Cartola ou a linguagem das rosas





Escrito por Maria Clara Lucchetti Bingemer

Tudo e todos fazem centenário neste mágico ano de 2008. Também Cartola, Agenor de Oliveira, carioca nascido em 1908 no bairro mais do que carioca do Catete e fundador da Estação Primeira de Mangueira, glória absoluta do carnaval carioca e do samba brasileiro. E, mais importante, autor de "As rosas não falam" e de inúmeros outros sambas de impressionante beleza.

Agenor pequeno ainda, a família pobre passou por dificuldades financeiras consideráveis e teve de se mudar para o que então era um começo de favela no morro da Mangueira. Ali, Cartola encontrou Carlos Cachaça, com quem trocava sambas quando não trabalhava de servente de pedreiro, usando um chapéu coco para proteger o cabelo do cimento que caía. E imediatamente veio o apelido: Cartola.

Em 1928, o bloco por ele reunido de amigos que encontrou no morro fundou a Estação Primeira de Mangueira, a verde-rosa, nome e cores escolhidos por Cartola, que compôs também o primeiro samba, "Chega de demanda". Começava verdadeiramente sua carreira de sambista, sob as cores da Estação Primeira, grande amor de sua vida. Nos anos 30, teve canções gravadas por nomes ilustres como Chico Alves, Mário Reis, Sílvio Caldas e Carmem Miranda.

Mas durante a década de 40 Cartola sumiu de circulação. Viúvo, teve depressão braba com a morte da mulher Deolinda.

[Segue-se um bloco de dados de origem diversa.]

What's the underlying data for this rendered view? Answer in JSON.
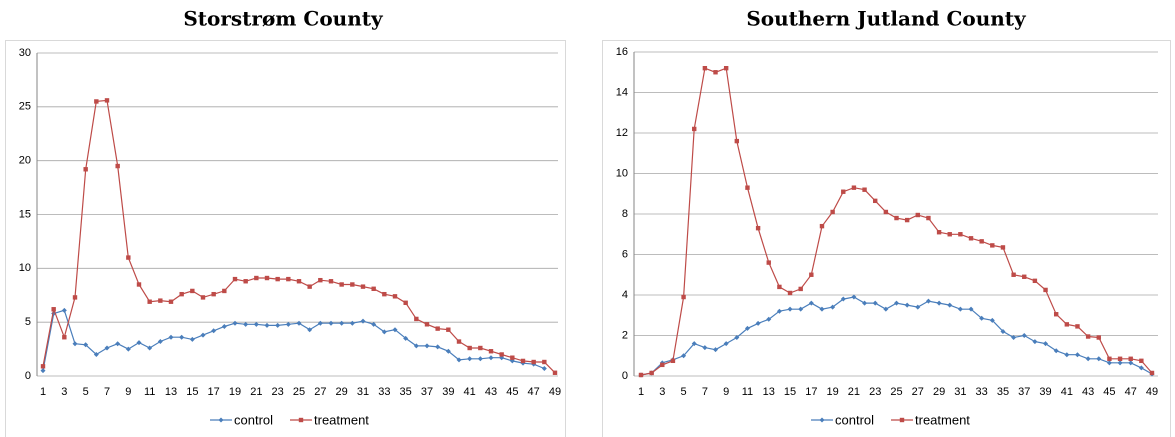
{
  "chart_data": [
    {
      "type": "line",
      "title": "Storstrøm County",
      "categories": [
        1,
        null,
        3,
        null,
        5,
        null,
        7,
        null,
        9,
        null,
        11,
        null,
        13,
        null,
        15,
        null,
        17,
        null,
        19,
        null,
        21,
        null,
        23,
        null,
        25,
        null,
        27,
        null,
        29,
        null,
        31,
        null,
        33,
        null,
        35,
        null,
        37,
        null,
        39,
        null,
        41,
        null,
        43,
        null,
        45,
        null,
        47,
        null,
        49
      ],
      "ylim": [
        0,
        30
      ],
      "yticks": [
        0,
        5,
        10,
        15,
        20,
        25,
        30
      ],
      "grid": true,
      "series": [
        {
          "name": "control",
          "color": "#4a7ebb",
          "values": [
            0.5,
            5.8,
            6.1,
            3.0,
            2.9,
            2.0,
            2.6,
            3.0,
            2.5,
            3.1,
            2.6,
            3.2,
            3.6,
            3.6,
            3.4,
            3.8,
            4.2,
            4.6,
            4.9,
            4.8,
            4.8,
            4.7,
            4.7,
            4.8,
            4.9,
            4.3,
            4.9,
            4.9,
            4.9,
            4.9,
            5.1,
            4.8,
            4.1,
            4.3,
            3.5,
            2.8,
            2.8,
            2.7,
            2.3,
            1.5,
            1.6,
            1.6,
            1.7,
            1.7,
            1.4,
            1.2,
            1.1,
            0.7,
            null
          ]
        },
        {
          "name": "treatment",
          "color": "#be4b48",
          "values": [
            0.9,
            6.2,
            3.6,
            7.3,
            19.2,
            25.5,
            25.6,
            19.5,
            11.0,
            8.5,
            6.9,
            7.0,
            6.9,
            7.6,
            7.9,
            7.3,
            7.6,
            7.9,
            9.0,
            8.8,
            9.1,
            9.1,
            9.0,
            9.0,
            8.8,
            8.3,
            8.9,
            8.8,
            8.5,
            8.5,
            8.3,
            8.1,
            7.6,
            7.4,
            6.8,
            5.3,
            4.8,
            4.4,
            4.3,
            3.2,
            2.6,
            2.6,
            2.3,
            2.0,
            1.7,
            1.4,
            1.3,
            1.3,
            0.3
          ]
        }
      ]
    },
    {
      "type": "line",
      "title": "Southern Jutland County",
      "categories": [
        1,
        null,
        3,
        null,
        5,
        null,
        7,
        null,
        9,
        null,
        11,
        null,
        13,
        null,
        15,
        null,
        17,
        null,
        19,
        null,
        21,
        null,
        23,
        null,
        25,
        null,
        27,
        null,
        29,
        null,
        31,
        null,
        33,
        null,
        35,
        null,
        37,
        null,
        39,
        null,
        41,
        null,
        43,
        null,
        45,
        null,
        47,
        null,
        49
      ],
      "ylim": [
        0,
        16
      ],
      "yticks": [
        0,
        2,
        4,
        6,
        8,
        10,
        12,
        14,
        16
      ],
      "grid": true,
      "series": [
        {
          "name": "control",
          "color": "#4a7ebb",
          "values": [
            0.05,
            0.15,
            0.65,
            0.8,
            1.0,
            1.6,
            1.4,
            1.3,
            1.6,
            1.9,
            2.35,
            2.6,
            2.8,
            3.2,
            3.3,
            3.3,
            3.6,
            3.3,
            3.4,
            3.8,
            3.9,
            3.6,
            3.6,
            3.3,
            3.6,
            3.5,
            3.4,
            3.7,
            3.6,
            3.5,
            3.3,
            3.3,
            2.85,
            2.75,
            2.2,
            1.9,
            2.0,
            1.7,
            1.6,
            1.25,
            1.05,
            1.05,
            0.85,
            0.85,
            0.65,
            0.65,
            0.65,
            0.4,
            0.1
          ]
        },
        {
          "name": "treatment",
          "color": "#be4b48",
          "values": [
            0.05,
            0.15,
            0.55,
            0.75,
            3.9,
            12.2,
            15.2,
            15.0,
            15.2,
            11.6,
            9.3,
            7.3,
            5.6,
            4.4,
            4.1,
            4.3,
            5.0,
            7.4,
            8.1,
            9.1,
            9.3,
            9.2,
            8.65,
            8.1,
            7.8,
            7.7,
            7.95,
            7.8,
            7.1,
            7.0,
            7.0,
            6.8,
            6.65,
            6.45,
            6.35,
            5.0,
            4.9,
            4.7,
            4.25,
            3.05,
            2.55,
            2.45,
            1.95,
            1.9,
            0.85,
            0.85,
            0.85,
            0.75,
            0.15
          ]
        }
      ]
    }
  ]
}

Combalido, pegou meningite e quase morreu. Foi encontrado lavando carros por Sérgio Porto, o imortal Lalau, que o resgatou e o devolveu à sua vocação. Levou-o ao rádio, incentivou-o a compor novos sambas e o colocou de novo nos ouvidos e coração dos brasileiros, como representante máximo do samba.

Foi aí que Cartola encontrou Dona Zica, viúva como ele e como ele amante do amor. Casaram e foram muito felizes. Sob a inspiração de Zica, compôs seus mais belos sambas, impregnados de uma poesia profunda e sofisticada. Para quem só tinha o curso primário, a poesia de Cartola é um fenômeno que ultrapassa a simples e direta compreensão.

Ah, senhores, é obstinada a musa, entrega-se a quem quer e só aos que elege. Assim foi com Cartola, Agenor de Oliveira, servente de pedreiro e pouco letrado. Foi-lhe dado conhecer os segredos da poesia e o enredo das palavras. Sob a inspiração de seu violão, falava tudo: homens, mulheres, natureza, cidade e rosas. Mas as rosas não falam, não é isso que Cartola disse em seu imortal samba?

Pois bem, se como dizia Gertrude Stein "uma rosa é uma rosa é uma rosa", a partir de Cartola as rosas falam, sim, senhor. Falam e dizem coisas das quais até Deus duvida. O ouvido de poeta de Cartola, banhado pelo amor de Dona Zica, escutou a linguagem das rosas. Linguagem não feita de palavras, mas de cheiro, de odor, de perfume roubado da amada, falando dela e só dela.

Linguagem maior se quer? Que linguagem? Que palavras? Se o próprio do poeta, mago das palavras e da linguagem, é decifrar segredos que ninguém conhece e decodificar linguagens para todos desconhecidas? Se o poeta, mais que tudo, entende de amor e as rosas só disso podem falar, pois beleza e amor são intimamente aparentados?

Pois perfume é linguagem sim, e das mais elaboradas e mais eloqüentes. E é isso que diz Cartola, contradizendo-se poeticamente, após afirmar que "as rosas não falam. Simplesmente as rosas exalam o perfume que roubam de ti." A escrita das rosas, a fala das rosas, é o perfume da amada que deixa rastro e a tudo faz cheirar bem. Perfume aparentado ao que a pecadora que invadiu o banquete do fariseu espargiu sobre os pés de Jesus de Nazaré.

Assim falam as rosas, como ensina mestre Cartola. Sem pedir licença, com a linguagem que bem desejam. Que pode não ser na forma de palavras, mas de perfume. Do outro lado da vida, Cartola não se queixa mais às rosas, pedindo-lhes explicação para a dor e o sentimento do mundo. Para ele, as rosas falarão eternamente e jamais se calarão. Amém!

Maria Clara Lucchetti Bingemer, teóloga, professora e decana do Centro de Teologia e Ciências Humanas da PUC-Rio e autora de "Deus amor: graça que habita entre nós", e outras obras.